Patent venue challenges often turn on a company's operations within a particular venue. As companies permit and even encourage remote work, this venue analysis may be changing. And with remote work growing in the Austin area, what can you anticipate happening in the Western District of Texas?
More on Sarah Guske.
SPEAKERS
Sarah Guske (Baker Botts), Wayne Stacy
Wayne Stacy 00:00
Welcome, everyone, to Berkeley Center for Law and Technology's Expert Series Podcast, where the focus is on important legal issues impacting technology companies and individual innovators. I'm Wayne Stacy, the Executive Director for BCLT. And your host today. With me, we have a partner from the law firm of Baker Botts, Sarah Gusky. Sara has been litigating for many, many years, we'll just say leave it a t that. But she's one of the nation's leading and most recognized patent litigation experts. She's also been an adjunct professor teaching IP law and patent litigation at several universities around the country. So welcome, Sarah.
Sarah Guske 00:46
Thank you, and thank you for implying that I'm old. Well,
Wayne Stacy 00:52
we let's say we're roughly the same age. So whatever you are, I am too . So today's topic is a is an old one that unfortunately keeps coming up and keeps requiring more and more attention. And that is venue for patent litigations. But today, we're going to look at it from a slightly different perspective, one that involves some of today's issues around the pandemic, remote working, and something very close to the Bay Area is the movement of Bay Area tech employees to other markets, and particularly to the Austin market. So with that in mind, you know, Sarah, why? Why does venue and movement of employees to the Austin market matter to anyone?
Sarah Guske 01:42
Well, it's a little bit to quote, Yogi Berra, deja vu all over again, it's a lot of what we were seeing back in the early 2000s with respect to the Eastern District. But today in 2021, we now have the Western District of Texas, which has become the front runner in terms of patent or patent venues for patent litigations. And where does Austin sit? Well, it's right in the Western District of Texas.
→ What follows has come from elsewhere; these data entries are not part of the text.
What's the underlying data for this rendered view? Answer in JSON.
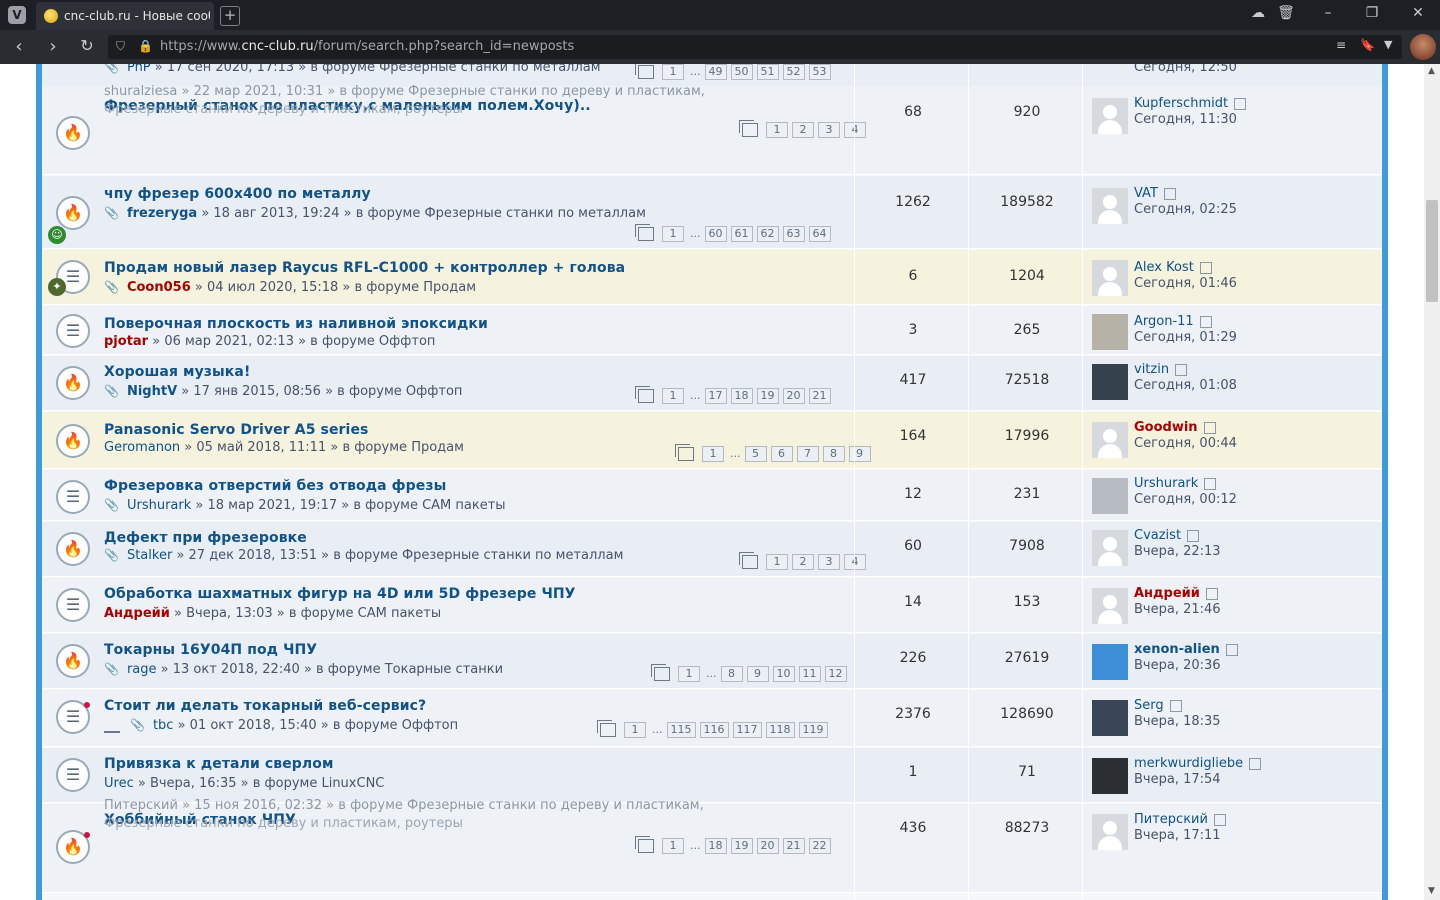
{
  "browser": {
    "tab_title": "cnc-club.ru - Новые сообщ",
    "url_prefix": "https://www.",
    "url_domain": "cnc-club.ru",
    "url_path": "/forum/search.php?search_id=newposts",
    "newtab": "+",
    "icons": [
      "cloud-icon",
      "trash-icon",
      "minimize-icon",
      "restore-icon",
      "close-icon",
      "back-icon",
      "forward-icon",
      "reload-icon",
      "shield-icon",
      "lock-icon",
      "reader-icon",
      "bookmark-icon",
      "menu-icon"
    ]
  },
  "partial_top": {
    "author": "PnP",
    "meta": "» 17 сен 2020, 17:13 » в форуме Фрезерные станки по металлам",
    "pages": [
      "1",
      "...",
      "49",
      "50",
      "51",
      "52",
      "53"
    ],
    "last_time": "Сегодня, 12:50"
  },
  "topics": [
    {
      "title": "Фрезерный станок по пластику,с маленьким полем.Хочу)..",
      "ghost_top": "shuralziesa » 22 мар 2021, 10:31 » в форуме Фрезерные станки по дереву и пластикам,",
      "ghost_bottom": "Фрезерные станки по дереву и пластикам, роутеры",
      "pages": [
        "1",
        "2",
        "3",
        "4"
      ],
      "replies": "68",
      "views": "920",
      "last_author": "Kupferschmidt",
      "last_time": "Сегодня, 11:30"
    },
    {
      "title": "чпу фрезер 600x400 по металлу",
      "author": "frezeryga",
      "meta": "» 18 авг 2013, 19:24 » в форуме Фрезерные станки по металлам",
      "pages": [
        "1",
        "...",
        "60",
        "61",
        "62",
        "63",
        "64"
      ],
      "replies": "1262",
      "views": "189582",
      "last_author": "VAT",
      "last_time": "Сегодня, 02:25"
    },
    {
      "title": "Продам новый лазер Raycus RFL-C1000 + контроллер + голова",
      "author": "Coon056",
      "meta": "» 04 июл 2020, 15:18 » в форуме Продам",
      "replies": "6",
      "views": "1204",
      "last_author": "Alex Kost",
      "last_time": "Сегодня, 01:46"
    },
    {
      "title": "Поверочная плоскость из наливной эпоксидки",
      "author": "pjotar",
      "meta": "» 06 мар 2021, 02:13 » в форуме Оффтоп",
      "replies": "3",
      "views": "265",
      "last_author": "Argon-11",
      "last_time": "Сегодня, 01:29"
    },
    {
      "title": "Хорошая музыка!",
      "author": "NightV",
      "meta": "» 17 янв 2015, 08:56 » в форуме Оффтоп",
      "pages": [
        "1",
        "...",
        "17",
        "18",
        "19",
        "20",
        "21"
      ],
      "replies": "417",
      "views": "72518",
      "last_author": "vitzin",
      "last_time": "Сегодня, 01:08"
    },
    {
      "title": "Panasonic Servo Driver A5 series",
      "author": "Geromanon",
      "meta": "» 05 май 2018, 11:11 » в форуме Продам",
      "pages": [
        "1",
        "...",
        "5",
        "6",
        "7",
        "8",
        "9"
      ],
      "replies": "164",
      "views": "17996",
      "last_author": "Goodwin",
      "last_time": "Сегодня, 00:44"
    },
    {
      "title": "Фрезеровка отверстий без отвода фрезы",
      "author": "Urshurark",
      "meta": "» 18 мар 2021, 19:17 » в форуме CAM пакеты",
      "replies": "12",
      "views": "231",
      "last_author": "Urshurark",
      "last_time": "Сегодня, 00:12"
    },
    {
      "title": "Дефект при фрезеровке",
      "author": "Stalker",
      "meta": "» 27 дек 2018, 13:51 » в форуме Фрезерные станки по металлам",
      "pages": [
        "1",
        "2",
        "3",
        "4"
      ],
      "replies": "60",
      "views": "7908",
      "last_author": "Cvazist",
      "last_time": "Вчера, 22:13"
    },
    {
      "title": "Обработка шахматных фигур на 4D или 5D фрезере ЧПУ",
      "author": "Андрейй",
      "meta": "» Вчера, 13:03 » в форуме CAM пакеты",
      "replies": "14",
      "views": "153",
      "last_author": "Андрейй",
      "last_time": "Вчера, 21:46"
    },
    {
      "title": "Токарны 16У04П под ЧПУ",
      "author": "rage",
      "meta": "» 13 окт 2018, 22:40 » в форуме Токарные станки",
      "pages": [
        "1",
        "...",
        "8",
        "9",
        "10",
        "11",
        "12"
      ],
      "replies": "226",
      "views": "27619",
      "last_author": "xenon-alien",
      "last_time": "Вчера, 20:36"
    },
    {
      "title": "Стоит ли делать токарный веб-сервис?",
      "author": "tbc",
      "meta": "» 01 окт 2018, 15:40 » в форуме Оффтоп",
      "pages": [
        "1",
        "...",
        "115",
        "116",
        "117",
        "118",
        "119"
      ],
      "replies": "2376",
      "views": "128690",
      "last_author": "Serg",
      "last_time": "Вчера, 18:35"
    },
    {
      "title": "Привязка к детали сверлом",
      "author": "Urec",
      "meta": "» Вчера, 16:35 » в форуме LinuxCNC",
      "replies": "1",
      "views": "71",
      "last_author": "merkwurdigliebe",
      "last_time": "Вчера, 17:54"
    },
    {
      "title": "Хоббийный станок ЧПУ",
      "ghost_top": "Питерский » 15 ноя 2016, 02:32 » в форуме Фрезерные станки по дереву и пластикам,",
      "ghost_bottom": "Фрезерные станки по дереву и пластикам, роутеры",
      "pages": [
        "1",
        "...",
        "18",
        "19",
        "20",
        "21",
        "22"
      ],
      "replies": "436",
      "views": "88273",
      "last_author": "Питерский",
      "last_time": "Вчера, 17:11"
    }
  ]
}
So as as employees and companies migrate that direction, they're putting themselves in the crosshairs, so to speak.
Wayne Stacy 02:25
Well, as I study what's going on in the Western District of Texas, it's not really the Western District of Texas that has got companies scared these days. It's one particular division in the Western District of Texas, Waco, and I understand judge Albright there in Waco, in just a few short years on the bench has now amassed about 20%, of the nation's patent litigation in his courts. Is that roughly what you're hearing?
Sarah Guske 02:57
That's right. And as you said, a very short period of time he has attracted and outpaced his competitors, if you want to call them that, in attracting those patent lawsuits, and the growth is sort of a hockey stick, and it just keeps on going.